Required NICU rotation

This forum made possible through the generous support of SDN members, donors, and sponsors. Thank you.
Almost done with a month rotting away in Neonatal ICU. Anybody else have a program that subjects their residents to such a punishment? I think a rotation at McDonalds would be just as beneficial.

I wish I had the opportunity to do a rotation like that when I was a resident. I only rarely take care of neonates in the OR- usually at night of course.

If you take a position not taking care of kids the month will be a waste of time. If you take a position where you do take care of neonates you will be very glad of the experience.
 
I did this as an intern. It's really helpful for OR patients when you have to calculate how many drops of selenium to add to the TPN or schedule them for retinopathy of prematurity exams. You know, basic anesthesia stuff.
 
You sound like a CRNA complaining that MDs are overtrained for this work.

Having a NICU rotation gives you another fund of knowledge to build on. It makes you a more knowledgeable physician. A month spent working with pediatric intensivists in a parallel setting would certainly be helpful in taking care of these kids in the OR. I agree that if you never take care of neonates post residency it would not be the most productive use of time during residency.
 
You sound like a CRNA complaining that MDs are overtrained for this work.

Having a NICU rotation gives you another fund of knowledge to build on. It makes you a more knowledgeable physician. A month spent working with pediatric intensivists in a parallel setting would certainly be helpful in taking care of these kids in the OR. I agree that if you never take care of neonates post residency it would not be the most productive use of time during residency.

All I did was write notes and calculate TPN. Complete waste of time for an anesthesia intern in my experience and our program agreed and removed us from the rotation.

They replaced it by cards and pulmonary bronch. Well worth it.
 
There are lousy rotations everywhere in every discipline. I was assuming that the NICU month is in a solid academic program with pediatric intensivists and fellows and peds senior residents and that teaching anesthesia residents rotating throught was a priority of the experience, not using them for scut work. The former I maintain would be a very useful rotation. The latter a waste of time.
 
There are lousy rotations everywhere in every discipline. I was assuming that the NICU month is in a solid academic program with pediatric intensivists and fellows and peds senior residents and that teaching anesthesia residents rotating throught was a priority of the experience, not using them for scut work. The former I maintain would be a very useful rotation. The latter a waste of time.

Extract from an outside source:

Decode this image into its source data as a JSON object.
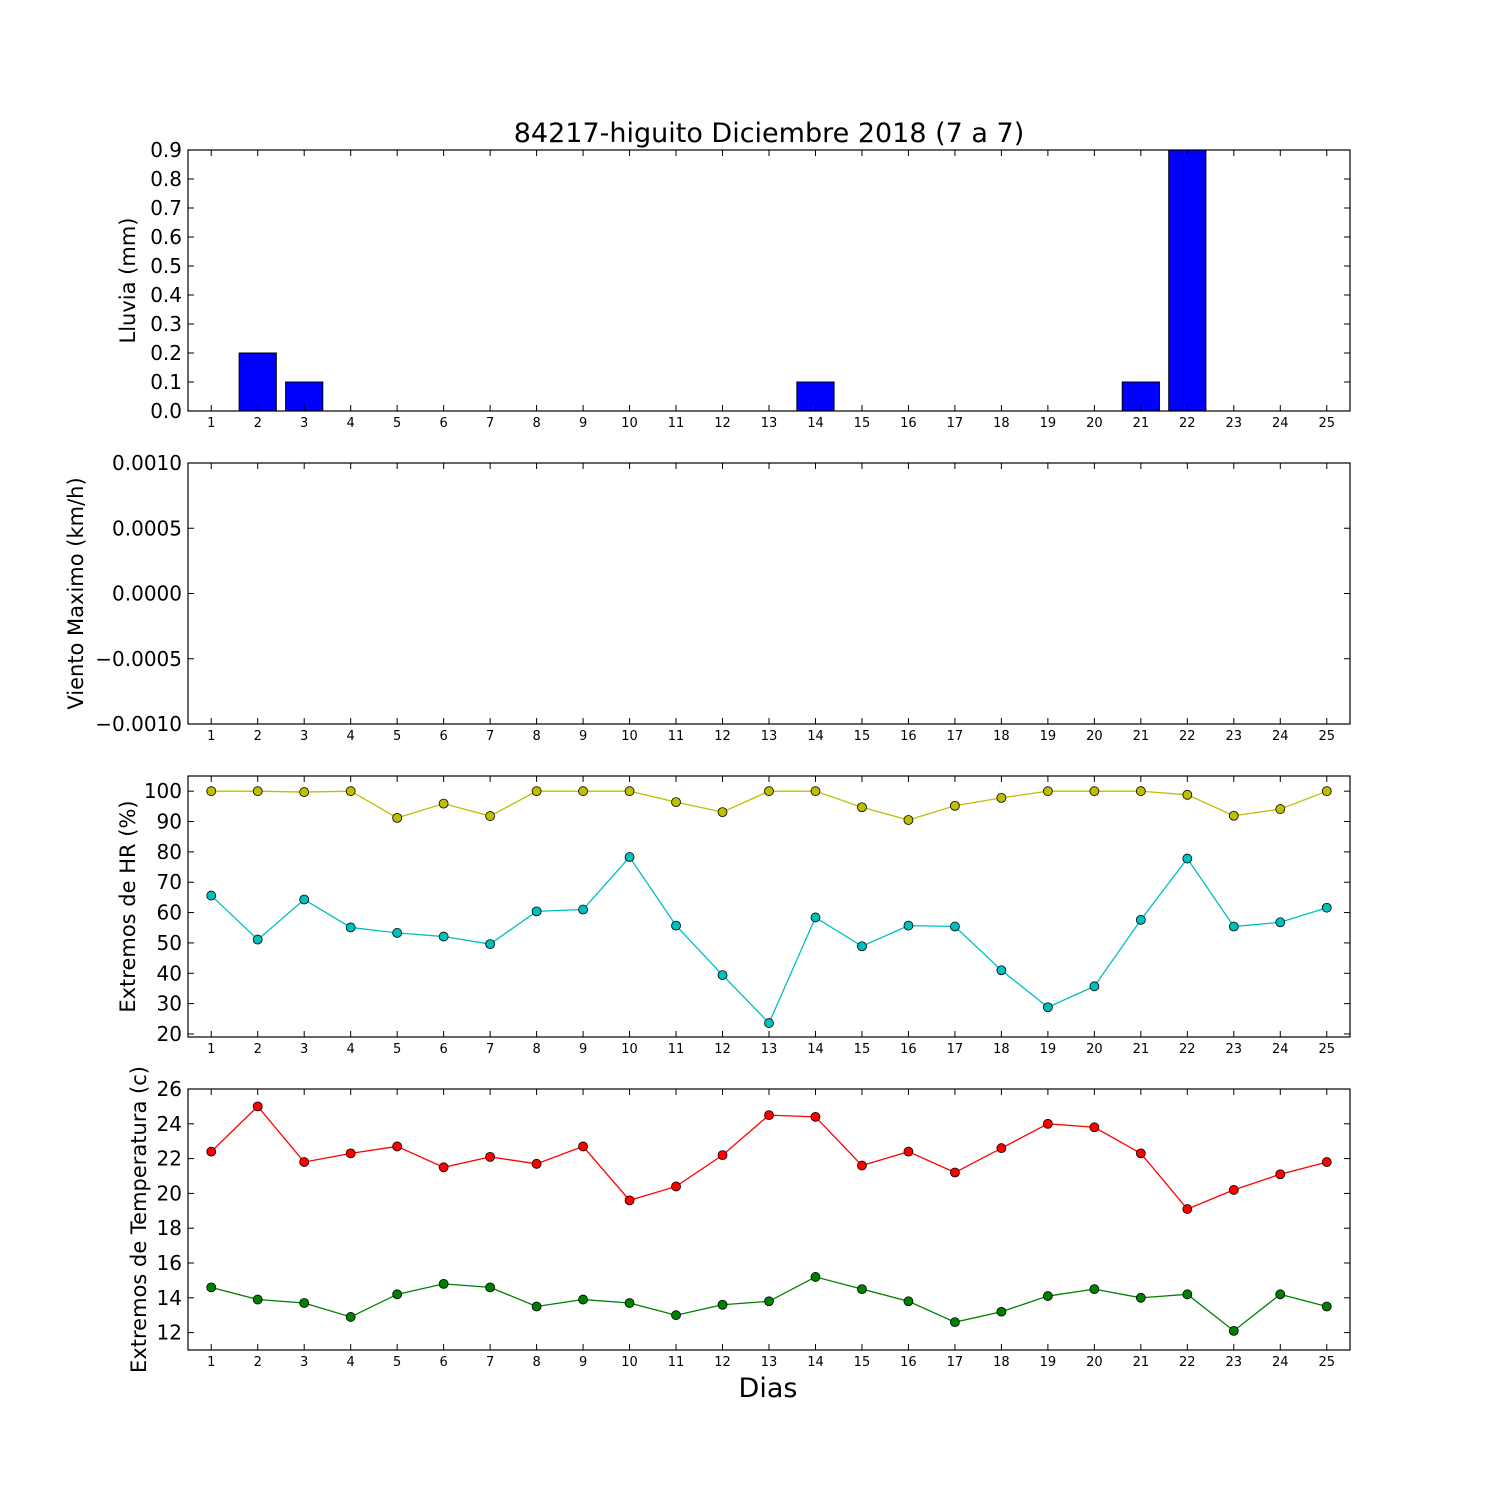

Just a small matter of semantics as the term "pediatric intensivist" has come up a couple times--

NICU= neonatology== newly born who are critically ill==attendings are neonatologists.

PICU= pediatric critical care (all critically ill children who are not newly born ages 0-18)== attendings are pediatric intensivists

I've maintained that neonatal ICU rotations for the anesthesia resident are not necessary and in fact are superfluous-- it is a completely different story for the peds anesthesia fellow who needs to learn the nitty gritty details of neonatal fluids, peri-op care, etc.


IMHO the pediatric intensive care unit (PICU) rotation is much more valuable to the anesthesia resident who will more than likely be taking care of children during some point in their career, and need exposure to a wide range of ages and physiology. This of course is predicated on what doze said i.e. learning from pediatric intensivists, peds residents-- although in our PICU the anesthesia residents are in the same role as the pediatric residents, which means there is scut but there is huge amounts of learning as well.
 
Just a small matter of semantics as the term "pediatric intensivist" has come up a couple times--

NICU= neonatology== newly born who are critically ill==attendings are neonatologists.

PICU= pediatric critical care (all critically ill children who are not newly born ages 0-18)== attendings are pediatric intensivists

I've maintained that neonatal ICU rotations for the anesthesia resident are not necessary and in fact are superfluous-- it is a completely different story for the peds anesthesia fellow who needs to learn the nitty gritty details of neonatal fluids, peri-op care, etc.


IMHO the pediatric intensive care unit (PICU) rotation is much more valuable to the anesthesia resident who will more than likely be taking care of children during some point in their career, and need exposure to a wide range of ages and physiology. This of course is predicated on what doze said i.e. learning from pediatric intensivists, peds residents-- although in our PICU the anesthesia residents are in the same role as the pediatric residents, which means there is scut but there is huge amounts of learning as well.

agree 100% with this. also did a PICU month as an intern, and learned a ton about sick kids/sepsis/pressor mgmt/procedures. PICU was much more useful and generally applicable to anesthesia. Also, one of my long stems on the oral boards was management of a septic, hemodynamically unstable kid in the PICU, so the ABA apparently thinks this is relevant as well.